How to craft and use Industrial Credits in Minecraft (IC2)

  1. 1

    Gather 8 Iron Ingots and 1 Tin Ingot

    Smelt 8 Iron Ingots in a furnace and mine Tin Ore (commonly found between Y=0 and Y=64 in IC2 worldgen) to smelt 1 Tin Ingot. Iron and tin are the only materials the Coin recipe needs.

  2. 2

    Craft 8 Coins at once

    Open a 3×3 crafting table, place the 8 Iron Ingots around the outer ring and the 1 Tin Ingot in the centre slot. The recipe outputs a stack of 8 Industrial Credits per craft, so 1 Tin always yields 8 Coins.

  3. 3

    Place a Trade-O-Mat or Energy-O-Mat

    Build either machine from IC2 components and place it where buyers can reach it. Right-click while sneaking to open the owner interface, where only you can change stock and price.

  4. 4

    Set the item or EU amount and the Coin price

    In the Trade-O-Mat, load the item stack you want to sell and set how many Coins it costs. In the Energy-O-Mat, connect EU input and set the EU amount sold per Coin.

  5. 5

    Pay with Coins to receive items or EU

    Any player right-clicks the machine, inserts the required Industrial Credits, and the machine releases the configured item stack or charges their tool/battery with EU.

Tip

The Coin recipe is unchanged between IC2 1.7.10 and IC2-Experimental 1.12.2.

Used in crafts

  • Iron Ingot

Frequently asked questions

What is the crafting recipe for the IC2 Coin?

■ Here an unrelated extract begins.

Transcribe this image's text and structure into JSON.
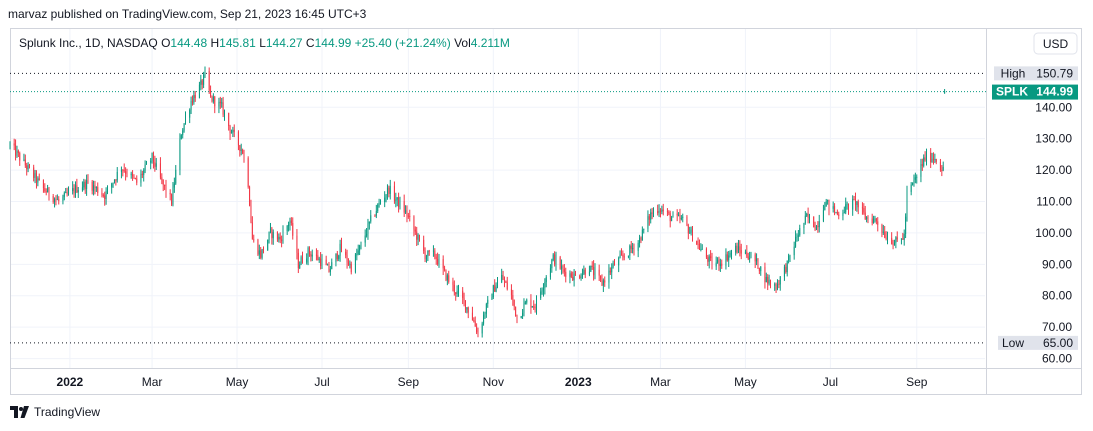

Place 8 Iron Ingots around the outer ring of a 3×3 crafting table and 1 Tin Ingot in the centre slot. Each craft outputs 8 Industrial Credits, so 1 Tin Ingot always produces 8 Coins.

Which machines accept Industrial Credits as payment?

Only two IC2 machines use Coins: the Trade-O-Mat, which trades item stacks for a Coin price set by its owner, and the Energy-O-Mat, which sells EU energy for the same kind of Coin-based price.

Why use Coins instead of bartering items directly?

The Trade-O-Mat lets the owner accept Coins from any player without being online. Coins also keep all vending machines on a server using the same standard token, which is more predictable than item-for-item barter.

Can IC2 Coins be stacked?

Yes. Coins stack to 64 per slot like normal items, but each individual Coin has no fixed value. Worth is whatever the owner of a specific Trade-O-Mat or Energy-O-Mat sets per trade.

Are Industrial Credits available on Bedrock Edition?

No. Industrial Craft 2 is a Java Edition mod for Minecraft 1.7.10 and 1.12.2 (via IC2-Experimental). Bedrock Edition does not support Java mods, so Coins do not exist there.

Can I melt Coins back into iron and tin?

No. IC2 does not provide a recipe to convert Coins back into Iron Ingots or Tin Ingots, and they are not accepted by the standard furnace or IC2 Macerator as a source material.